Patchwork block.c, block/vmdk.c: Fixed major bug in VMDK WRITE and READ handling - FIXES DATA CORRUPTION

login
register
mail settings
Submitter Paolo Bonzini
Date Nov. 9, 2012, 8:26 a.m.
Message ID <509CBE3A.4040103@redhat.com>
Download mbox | patch
Permalink /patch/197991/
State New
Headers show

Comments

Paolo Bonzini - Nov. 9, 2012, 8:26 a.m.
Il 08/11/2012 20:05, Gerhard Wiesinger ha scritto:
> Fixed a MAJOR BUG in VMDK files on file boundaries on reads
> and ALSO ON WRITES WHICH MIGHT CORRUPT THE IMAGE AND DATA!!!!!!
> 
> Triggered for example with the following VMDK file (partly listed):
> # Extent description
> RW 4193792 FLAT "XP-W1-f001.vmdk" 0
> RW 2097664 FLAT "XP-W1-f002.vmdk" 0
> RW 4193792 FLAT "XP-W1-f003.vmdk" 0
> RW 512 FLAT "XP-W1-f004.vmdk" 0
> RW 4193792 FLAT "XP-W1-f005.vmdk" 0
> RW 2097664 FLAT "XP-W1-f006.vmdk" 0
> RW 4193792 FLAT "XP-W1-f007.vmdk" 0
> RW 512 FLAT "XP-W1-f008.vmdk" 0
> 
> Patch includes:
> 1.) Patch fixes wrong calculation on extent boundaries. Especially it
> fixes the relativeness of the sector number to the current extent.

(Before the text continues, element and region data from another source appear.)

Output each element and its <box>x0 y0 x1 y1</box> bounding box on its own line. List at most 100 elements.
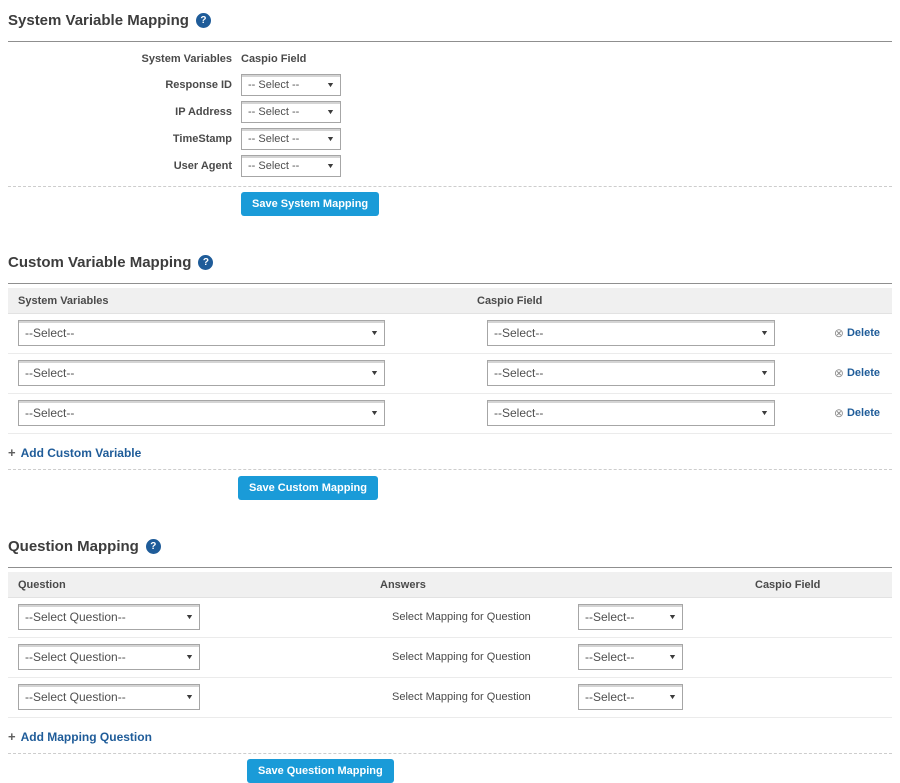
column-header-caspio-field: Caspio Field <box>241 53 307 65</box>
dropdown-arrow-icon: ▼ <box>760 329 770 337</box>
add-mapping-question-link[interactable]: + Add Mapping Question <box>8 729 152 744</box>
section-title-custom: Custom Variable Mapping ? <box>8 254 892 271</box>
select-value: --Select-- <box>585 610 635 624</box>
question-mapping-table-header: Question Answers Caspio Field <box>8 572 892 598</box>
user-agent-caspio-field-select[interactable]: -- Select -- ▼ <box>241 155 341 177</box>
section-title-system: System Variable Mapping ? <box>8 12 892 29</box>
section-divider <box>8 567 892 568</box>
system-variable-label-timestamp: TimeStamp <box>172 133 232 145</box>
dashed-separator <box>8 469 892 470</box>
question-select[interactable]: --Select Question-- ▼ <box>18 604 200 630</box>
system-variable-label-user-agent: User Agent <box>173 160 232 172</box>
select-value: -- Select -- <box>248 160 300 172</box>
select-value: --Select Question-- <box>25 650 126 664</box>
dropdown-arrow-icon: ▼ <box>370 409 380 417</box>
select-value: --Select-- <box>25 366 75 380</box>
select-mapping-for-question-label: Select Mapping for Question <box>392 651 531 663</box>
select-value: --Select Question-- <box>25 690 126 704</box>
column-header-caspio-field: Caspio Field <box>477 294 543 307</box>
select-mapping-for-question-label: Select Mapping for Question <box>392 611 531 623</box>
section-title-custom-text: Custom Variable Mapping <box>8 254 192 271</box>
timestamp-caspio-field-select[interactable]: -- Select -- ▼ <box>241 128 341 150</box>
dropdown-arrow-icon: ▼ <box>185 693 195 701</box>
section-title-system-text: System Variable Mapping <box>8 12 189 29</box>
custom-caspio-field-select[interactable]: --Select-- ▼ <box>487 360 775 386</box>
delete-link-label: Delete <box>846 407 880 419</box>
custom-caspio-field-select[interactable]: --Select-- ▼ <box>487 320 775 346</box>
dropdown-arrow-icon: ▼ <box>370 329 380 337</box>
question-caspio-field-select[interactable]: --Select-- ▼ <box>578 604 683 630</box>
select-value: --Select-- <box>494 406 544 420</box>
question-select[interactable]: --Select Question-- ▼ <box>18 684 200 710</box>
delete-link-label: Delete <box>846 327 880 339</box>
delete-custom-variable-link[interactable]: ⊗ Delete <box>834 366 880 380</box>
question-caspio-field-select[interactable]: --Select-- ▼ <box>578 644 683 670</box>
select-value: -- Select -- <box>248 106 300 118</box>
custom-system-variable-select[interactable]: --Select-- ▼ <box>18 320 385 346</box>
section-divider <box>8 41 892 42</box>
response-id-caspio-field-select[interactable]: -- Select -- ▼ <box>241 74 341 96</box>
dropdown-arrow-icon: ▼ <box>668 693 678 701</box>
section-title-question: Question Mapping ? <box>8 538 892 555</box>
dropdown-arrow-icon: ▼ <box>185 613 195 621</box>
delete-custom-variable-link[interactable]: ⊗ Delete <box>834 326 880 340</box>
question-caspio-field-select[interactable]: --Select-- ▼ <box>578 684 683 710</box>
dropdown-arrow-icon: ▼ <box>760 369 770 377</box>
add-custom-variable-link[interactable]: + Add Custom Variable <box>8 445 141 460</box>
plus-icon: + <box>8 729 16 744</box>
ip-address-caspio-field-select[interactable]: -- Select -- ▼ <box>241 101 341 123</box>
system-variable-label-response-id: Response ID <box>165 79 232 91</box>
dropdown-arrow-icon: ▼ <box>326 162 336 170</box>
save-custom-mapping-button[interactable]: Save Custom Mapping <box>238 476 378 500</box>
select-value: --Select-- <box>494 326 544 340</box>
help-icon[interactable]: ? <box>145 539 161 554</box>
custom-caspio-field-select[interactable]: --Select-- ▼ <box>487 400 775 426</box>
select-value: --Select-- <box>25 326 75 340</box>
column-header-system-variables: System Variables <box>141 53 232 65</box>
custom-mapping-table-header: System Variables Caspio Field <box>8 288 892 314</box>
custom-variable-mapping-section: Custom Variable Mapping ? System Variabl… <box>8 254 892 500</box>
custom-mapping-row: --Select-- ▼ --Select-- ▼ ⊗ Delete <box>8 354 892 394</box>
dropdown-arrow-icon: ▼ <box>326 108 336 116</box>
delete-circle-x-icon: ⊗ <box>833 406 844 420</box>
system-mapping-row: User Agent -- Select -- ▼ <box>8 155 892 177</box>
section-title-question-text: Question Mapping <box>8 538 139 555</box>
custom-mapping-row: --Select-- ▼ --Select-- ▼ ⊗ Delete <box>8 314 892 354</box>
select-value: --Select-- <box>25 406 75 420</box>
dropdown-arrow-icon: ▼ <box>326 135 336 143</box>
system-mapping-row: Response ID -- Select -- ▼ <box>8 74 892 96</box>
dropdown-arrow-icon: ▼ <box>668 653 678 661</box>
system-mapping-row: TimeStamp -- Select -- ▼ <box>8 128 892 150</box>
column-header-system-variables: System Variables <box>18 294 109 307</box>
question-select[interactable]: --Select Question-- ▼ <box>18 644 200 670</box>
plus-icon: + <box>8 445 16 460</box>
help-icon[interactable]: ? <box>198 255 214 270</box>
custom-system-variable-select[interactable]: --Select-- ▼ <box>18 400 385 426</box>
system-variable-label-ip-address: IP Address <box>175 106 232 118</box>
dashed-separator <box>8 186 892 187</box>
section-divider <box>8 283 892 284</box>
question-mapping-row: --Select Question-- ▼ Select Mapping for… <box>8 598 892 638</box>
column-header-question: Question <box>18 578 66 591</box>
dashed-separator <box>8 753 892 754</box>
question-mapping-row: --Select Question-- ▼ Select Mapping for… <box>8 638 892 678</box>
select-value: --Select-- <box>585 690 635 704</box>
help-icon[interactable]: ? <box>195 13 211 28</box>
dropdown-arrow-icon: ▼ <box>185 653 195 661</box>
save-question-mapping-button[interactable]: Save Question Mapping <box>247 759 394 783</box>
question-mapping-row: --Select Question-- ▼ Select Mapping for… <box>8 678 892 718</box>
delete-link-label: Delete <box>846 367 880 379</box>
select-value: -- Select -- <box>248 79 300 91</box>
column-header-caspio-field: Caspio Field <box>755 578 821 591</box>
select-value: --Select-- <box>494 366 544 380</box>
delete-custom-variable-link[interactable]: ⊗ Delete <box>834 406 880 420</box>
question-mapping-section: Question Mapping ? Question Answers Casp… <box>8 538 892 783</box>
column-header-answers: Answers <box>380 578 426 591</box>
select-mapping-for-question-label: Select Mapping for Question <box>392 691 531 703</box>
dropdown-arrow-icon: ▼ <box>668 613 678 621</box>
dropdown-arrow-icon: ▼ <box>370 369 380 377</box>
system-mapping-row: IP Address -- Select -- ▼ <box>8 101 892 123</box>
custom-system-variable-select[interactable]: --Select-- ▼ <box>18 360 385 386</box>
save-system-mapping-button[interactable]: Save System Mapping <box>241 192 380 216</box>
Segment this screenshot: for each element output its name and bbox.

Please just fix _this_ part.  Everything else is not necessary for example
for distributions to fix this.  It's an important bug, so we actually want
to make that as simple as this.

> 2.) Added debug code to block.c and to block/vmdk.c to verify correctness

Same here.  Also, please use the tracing infrastructure---a lot of the debug
messages you're adding, though not all, are in fact already available (not
saying the others aren't useful!)

> 3.) Also optimized code which avoids multiplication and uses shifts.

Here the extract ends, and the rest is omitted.